В детстве Айрин с Майклом – между ними было меньше двух лет разницы – очень дружили и делились друг с другом всем. Когда Майклу было около одиннадцати, он начал постепенно отдаляться от сестры, что она восприняла как нечто справедливое или неизбежное, поэтому, несмотря на некоторое чувство утраты, особого горя ей это не причинило. Но когда Майкл совсем повзрослел, то просто стал избегать ее. Он проводил время с бандой юнцов, переняв их презрительные выходки и словечки по отношению к женскому полу вообще и нисколько не щадя собственную сестру. Это она расценила уже как настоящее предательство, которое к тому же совпало с тем периодом, когда отчим стал не на шутку к ней приставать, лапать ее по дороге наверх, в ванную, прижиматься к ней, когда они встречались на кухне; заходил к ней в комнату без стука и все время норовил залезть под юбку. Однажды он поймал ее за гаражом, и она все пыталась отделаться шутками и смехом, потому что никак не могла поверить, что он это всерьез, пока Виктор не упал на нее всей тушей и не накрыл ее сверху, как матрас. Он тяжело дышал и был похож на страшного зверя, и лишь по чистой случайности ей повезло, она удрала и отделалась вывихом кисти. После этого Айрин старалась никогда не оставаться с ним в доме наедине и никогда не ходила на задний двор. Постоянное напряжение изматывало. Ей хотелось рассказать обо всем Майклу, получить от брата хоть какую-то поддержку, хоть самую маленькую. Но теперь она не могла сказать ему такое. Он станет ее оскорблять, обвинит в том, что сама позволила это Виктору, сама соблазняла и дразнила его. Он уже не раз оскорблял ее за то, что она женщина, а значит – объект вожделения, а значит – нечиста.
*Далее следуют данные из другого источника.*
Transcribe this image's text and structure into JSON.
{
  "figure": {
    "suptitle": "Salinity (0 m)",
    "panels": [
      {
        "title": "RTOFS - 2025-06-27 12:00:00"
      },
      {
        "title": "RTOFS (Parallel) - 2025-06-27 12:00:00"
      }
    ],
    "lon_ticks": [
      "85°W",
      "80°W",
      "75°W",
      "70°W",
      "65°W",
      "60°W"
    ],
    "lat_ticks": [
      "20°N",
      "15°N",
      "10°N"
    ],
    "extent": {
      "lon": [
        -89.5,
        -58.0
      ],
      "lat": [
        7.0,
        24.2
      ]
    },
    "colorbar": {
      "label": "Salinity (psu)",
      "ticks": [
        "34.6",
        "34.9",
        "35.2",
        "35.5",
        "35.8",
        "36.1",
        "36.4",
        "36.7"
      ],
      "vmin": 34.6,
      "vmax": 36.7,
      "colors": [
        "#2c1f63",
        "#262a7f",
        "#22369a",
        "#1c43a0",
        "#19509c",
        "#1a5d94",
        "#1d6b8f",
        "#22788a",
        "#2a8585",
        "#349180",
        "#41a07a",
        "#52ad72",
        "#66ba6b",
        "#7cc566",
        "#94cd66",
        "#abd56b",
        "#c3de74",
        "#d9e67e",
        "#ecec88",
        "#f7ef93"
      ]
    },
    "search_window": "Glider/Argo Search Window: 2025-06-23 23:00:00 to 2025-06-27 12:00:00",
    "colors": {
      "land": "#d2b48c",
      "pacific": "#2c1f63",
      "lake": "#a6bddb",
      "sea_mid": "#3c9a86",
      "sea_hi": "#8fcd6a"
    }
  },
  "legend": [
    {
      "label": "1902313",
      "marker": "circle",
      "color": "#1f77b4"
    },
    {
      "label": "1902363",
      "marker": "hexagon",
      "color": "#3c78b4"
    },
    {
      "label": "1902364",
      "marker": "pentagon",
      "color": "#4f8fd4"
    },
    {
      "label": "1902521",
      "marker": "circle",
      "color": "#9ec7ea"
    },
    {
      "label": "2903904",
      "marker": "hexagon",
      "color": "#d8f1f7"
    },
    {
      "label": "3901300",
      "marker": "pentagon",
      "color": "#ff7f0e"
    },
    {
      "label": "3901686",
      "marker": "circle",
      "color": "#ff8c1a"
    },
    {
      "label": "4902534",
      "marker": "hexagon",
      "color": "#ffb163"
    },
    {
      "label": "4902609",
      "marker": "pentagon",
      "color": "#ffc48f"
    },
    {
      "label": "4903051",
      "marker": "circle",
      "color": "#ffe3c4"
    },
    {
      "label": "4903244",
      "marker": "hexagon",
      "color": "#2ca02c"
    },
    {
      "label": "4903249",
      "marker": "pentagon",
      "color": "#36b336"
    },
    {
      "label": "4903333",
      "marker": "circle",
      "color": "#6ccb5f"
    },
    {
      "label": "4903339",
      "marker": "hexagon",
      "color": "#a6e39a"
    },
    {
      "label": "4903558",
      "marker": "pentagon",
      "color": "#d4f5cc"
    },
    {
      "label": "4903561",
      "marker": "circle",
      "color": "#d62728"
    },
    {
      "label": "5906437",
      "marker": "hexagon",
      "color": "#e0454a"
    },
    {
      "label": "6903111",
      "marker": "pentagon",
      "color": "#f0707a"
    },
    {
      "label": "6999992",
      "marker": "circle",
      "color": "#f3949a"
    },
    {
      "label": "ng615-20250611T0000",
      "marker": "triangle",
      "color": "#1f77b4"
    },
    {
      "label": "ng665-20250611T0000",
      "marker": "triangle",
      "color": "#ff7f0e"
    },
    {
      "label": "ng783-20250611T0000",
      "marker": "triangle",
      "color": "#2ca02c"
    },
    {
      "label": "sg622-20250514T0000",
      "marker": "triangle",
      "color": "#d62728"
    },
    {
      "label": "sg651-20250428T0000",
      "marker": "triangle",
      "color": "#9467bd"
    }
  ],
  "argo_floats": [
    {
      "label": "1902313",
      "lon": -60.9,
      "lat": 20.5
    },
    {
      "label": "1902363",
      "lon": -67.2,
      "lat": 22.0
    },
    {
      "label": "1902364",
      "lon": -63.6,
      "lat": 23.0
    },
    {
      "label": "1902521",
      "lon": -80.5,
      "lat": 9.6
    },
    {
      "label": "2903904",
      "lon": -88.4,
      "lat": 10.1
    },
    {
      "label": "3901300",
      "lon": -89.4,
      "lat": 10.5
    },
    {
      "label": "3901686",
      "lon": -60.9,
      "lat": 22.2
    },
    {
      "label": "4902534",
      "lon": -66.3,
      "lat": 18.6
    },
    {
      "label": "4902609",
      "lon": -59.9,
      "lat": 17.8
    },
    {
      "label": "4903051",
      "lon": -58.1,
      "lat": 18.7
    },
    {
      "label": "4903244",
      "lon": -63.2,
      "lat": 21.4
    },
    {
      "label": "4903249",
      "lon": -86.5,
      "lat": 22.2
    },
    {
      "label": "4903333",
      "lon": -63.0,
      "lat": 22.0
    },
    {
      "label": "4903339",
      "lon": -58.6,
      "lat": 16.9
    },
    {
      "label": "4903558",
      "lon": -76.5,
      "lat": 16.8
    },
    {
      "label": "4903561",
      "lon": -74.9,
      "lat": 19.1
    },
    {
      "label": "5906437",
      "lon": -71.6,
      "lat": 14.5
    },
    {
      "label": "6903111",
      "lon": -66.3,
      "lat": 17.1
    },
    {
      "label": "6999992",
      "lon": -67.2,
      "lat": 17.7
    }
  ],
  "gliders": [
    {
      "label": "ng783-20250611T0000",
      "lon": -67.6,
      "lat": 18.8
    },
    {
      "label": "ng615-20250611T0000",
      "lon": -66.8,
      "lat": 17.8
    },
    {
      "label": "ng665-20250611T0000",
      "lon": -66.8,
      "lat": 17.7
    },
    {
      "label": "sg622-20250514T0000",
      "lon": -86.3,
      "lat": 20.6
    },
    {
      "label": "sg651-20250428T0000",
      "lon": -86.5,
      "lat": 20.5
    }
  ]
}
Пока Майкл жил дома, если бы она действительно закричала, позвала на помощь, он бы, конечно, защитил ее. Но если бы Айрин закричала, то услышала бы и мать, а она не хотела, чтобы мать знала. Сама жизнь Мэри покоилась на беспредельной верности мужу, на заботе о семье – из этого, собственно, она и складывалась, ее жизнь. Разрушить это означало погубить ее. Если бы пришлось выбирать, если бы заставили обстоятельства, Мэри, возможно, и встала бы на сторону дочери, пошла бы против собственного мужа, зато потом Виктор вволю натешился бы, наказывая ее за предательство. Итак, после ухода Майкла у Айрин не осталось другого выхода, как тоже уйти из дома. Но она не могла просто так убраться и поминай как звали – вроде Майкла: привет, чудесно провели время. Ее матери было просто необходимо иметь рядом человека, на которого она могла бы положиться. За последние пять лет у нее из четырех беременностей три окончились выкидышем. Сейчас она принимала пилюли, но без ведома Виктора, который считал, что «противозачаточные средства задерживают оплодотворяющие клетки в железах», и был категорически против пилюль. И мать, возможно, послушалась бы его, но рядом оказалась Айрин, которая ее поддержала и помогла хранить эту их общую маленькую женскую тайну. У Мэри были нелады с кровообращением; она страдала пиореей и нуждалась в общем лечении зубов, что обошлось бы относительно недорого, если бы кто-то согласился возить ее в стоматологический колледж по субботам. Виктор избивал ее, когда напивался, не то чтобы так уж сильно, но все же однажды вывихнул ей плечо. Большую часть времени она оставалась с ребятишками одна, и если ей действительно станет плохо или он побьет ее, то никто скорее всего ничем ей и не поможет.